During this period, the published record suggests that the participants did not blindly adhere to theories. On the contrary, the relative status of theories and of their component hypotheses was reassessed as new experimental evidence was received or as new publications illuminated new evidence or differing interpretations, even if and when participants chose to retain their previously-favoured theories. Guyton (1786, pp. 626–627) stated that in chemistry discoveries were continually being made, and the leading chemists were divided on the most important points of theory, so his own consideration of the issues had been “slow and circumspect”. The very widespread theory change, that actually took place between 1785 and roughly 1795, occurred due to a large number of individual reactions as the balance between the evidence for the comprehensive relative success of the new chemistry, and the evidence for the failure of the set of attempts to produce a revised phlogistic competitor, changed and became clearer.

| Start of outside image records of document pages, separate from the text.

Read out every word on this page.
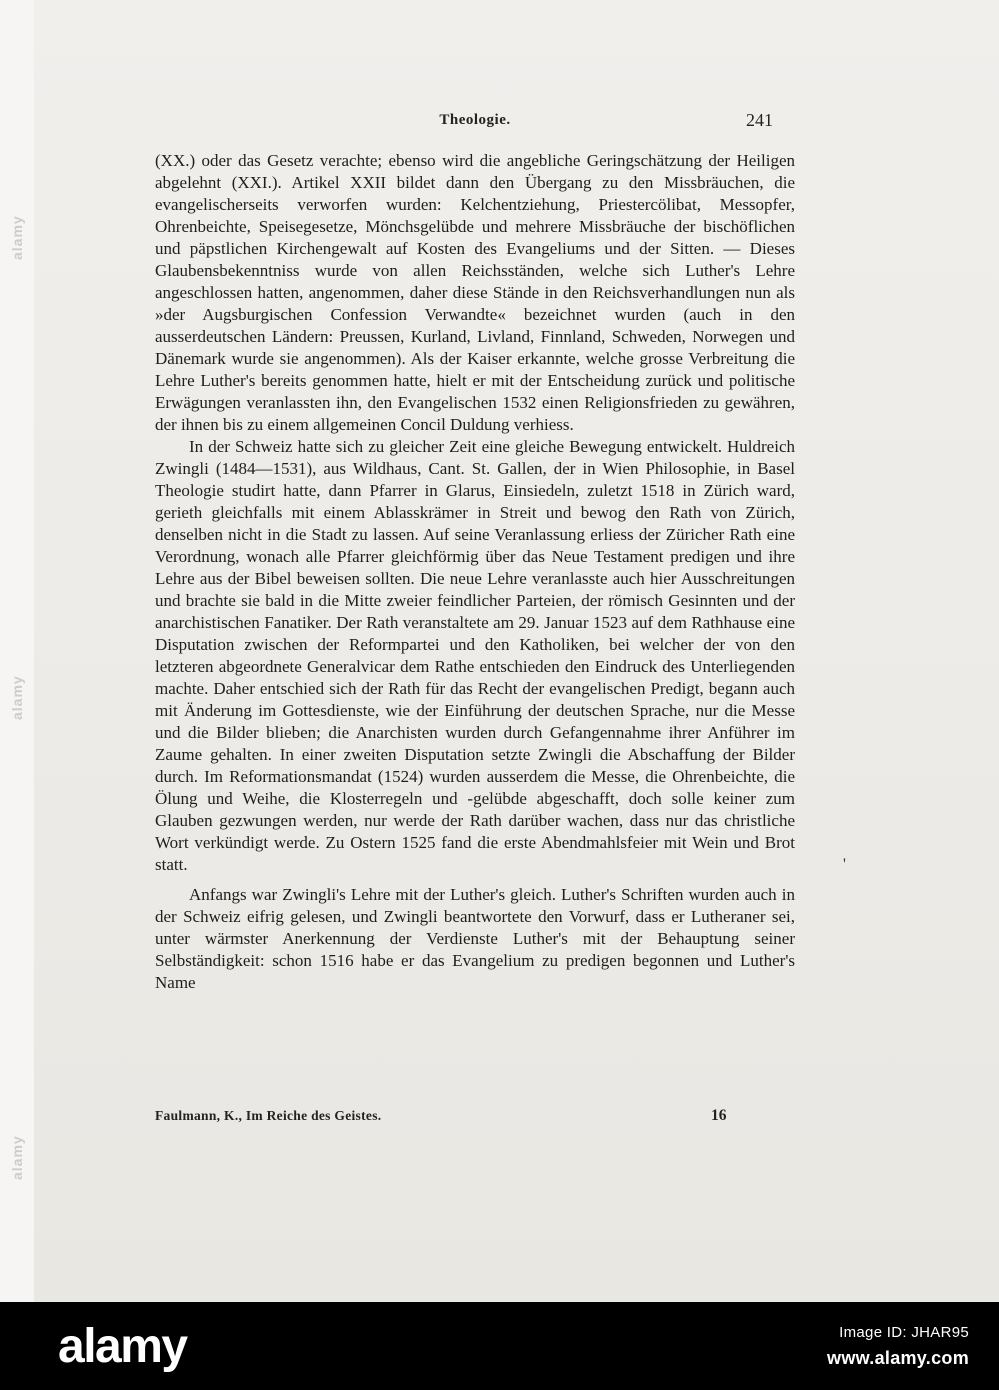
alamy
alamy
alamy
Theologie.	241

(XX.) oder das Gesetz verachte; ebenso wird die angebliche Geringschätzung der Heiligen abgelehnt (XXI.). Artikel XXII bildet dann den Übergang zu den Missbräuchen, die evangelischerseits verworfen wurden: Kelchentziehung, Priestercölibat, Messopfer, Ohrenbeichte, Speisegesetze, Mönchsgelübde und mehrere Missbräuche der bischöflichen und päpstlichen Kirchengewalt auf Kosten des Evangeliums und der Sitten. — Dieses Glaubensbekenntniss wurde von allen Reichsständen, welche sich Luther's Lehre angeschlossen hatten, angenommen, daher diese Stände in den Reichsverhandlungen nun als »der Augsburgischen Confession Verwandte« bezeichnet wurden (auch in den ausserdeutschen Ländern: Preussen, Kurland, Livland, Finnland, Schweden, Norwegen und Dänemark wurde sie angenommen). Als der Kaiser erkannte, welche grosse Verbreitung die Lehre Luther's bereits genommen hatte, hielt er mit der Entscheidung zurück und politische Erwägungen veranlassten ihn, den Evangelischen 1532 einen Religionsfrieden zu gewähren, der ihnen bis zu einem allgemeinen Concil Duldung verhiess.

In der Schweiz hatte sich zu gleicher Zeit eine gleiche Bewegung entwickelt. Huldreich Zwingli (1484—1531), aus Wildhaus, Cant. St. Gallen, der in Wien Philosophie, in Basel Theologie studirt hatte, dann Pfarrer in Glarus, Einsiedeln, zuletzt 1518 in Zürich ward, gerieth gleichfalls mit einem Ablasskrämer in Streit und bewog den Rath von Zürich, denselben nicht in die Stadt zu lassen. Auf seine Veranlassung erliess der Züricher Rath eine Verordnung, wonach alle Pfarrer gleichförmig über das Neue Testament predigen und ihre Lehre aus der Bibel beweisen sollten. Die neue Lehre veranlasste auch hier Ausschreitungen und brachte sie bald in die Mitte zweier feindlicher Parteien, der römisch Gesinnten und der anarchistischen Fanatiker. Der Rath veranstaltete am 29. Januar 1523 auf dem Rathhause eine Disputation zwischen der Reformpartei und den Katholiken, bei welcher der von den letzteren abgeordnete Generalvicar dem Rathe entschieden den Eindruck des Unterliegenden machte. Daher entschied sich der Rath für das Recht der evangelischen Predigt, begann auch mit Änderung im Gottesdienste, wie der Einführung der deutschen Sprache, nur die Messe und die Bilder blieben; die Anarchisten wurden durch Gefangennahme ihrer Anführer im Zaume gehalten. In einer zweiten Disputation setzte Zwingli die Abschaffung der Bilder durch. Im Reformationsmandat (1524) wurden ausserdem die Messe, die Ohrenbeichte, die Ölung und Weihe, die Klosterregeln und -gelübde abgeschafft, doch solle keiner zum Glauben gezwungen werden, nur werde der Rath darüber wachen, dass nur das christliche Wort verkündigt werde. Zu Ostern 1525 fand die erste Abendmahlsfeier mit Wein und Brot statt.

Anfangs war Zwingli's Lehre mit der Luther's gleich. Luther's Schriften wurden auch in der Schweiz eifrig gelesen, und Zwingli beantwortete den Vorwurf, dass er Lutheraner sei, unter wärmster Anerkennung der Verdienste Luther's mit der Behauptung seiner Selbständigkeit: schon 1516 habe er das Evangelium zu predigen begonnen und Luther's Name

'
Faulmann, K., Im Reiche des Geistes.	16
alamy	Image ID: JHAR95
www.alamy.com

Few of the early assessments by participants who were not antiphlogistians, matched Kopp’s (1845, p. 155) recognition concerning the late phlogistic theories that during this period ‘‘there was only agreement concerning the existence of something called phlogiston… This situation of true anarchy lasted among the phlogistians from about 1780 to 1800’’. Among the best of the earlier assessments concerning theory comparison and choice at this period was by Thomson (1830, v. 2, p. 133), who had studied at Edinburgh under Black in the 1790 s. He judged that the “extraordinary rapidity with which the new chemical language came into use was doubtless owing to two circumstances:… the very defective, vague and barbarous state of the old chemical nomenclature… (and) the superiority of Lavoisier’s theory over that of Stahl. The subsequent progress of the science has betrayed many weak points in Lavoisier’s opinions; yet its superiority over that of Stahl was so obvious, and the mode of interrogating nature introduced by him was so good… that no unprejudiced person, who was at sufficient pains to examine both, could hesitate about preferring that of Lavoisier”.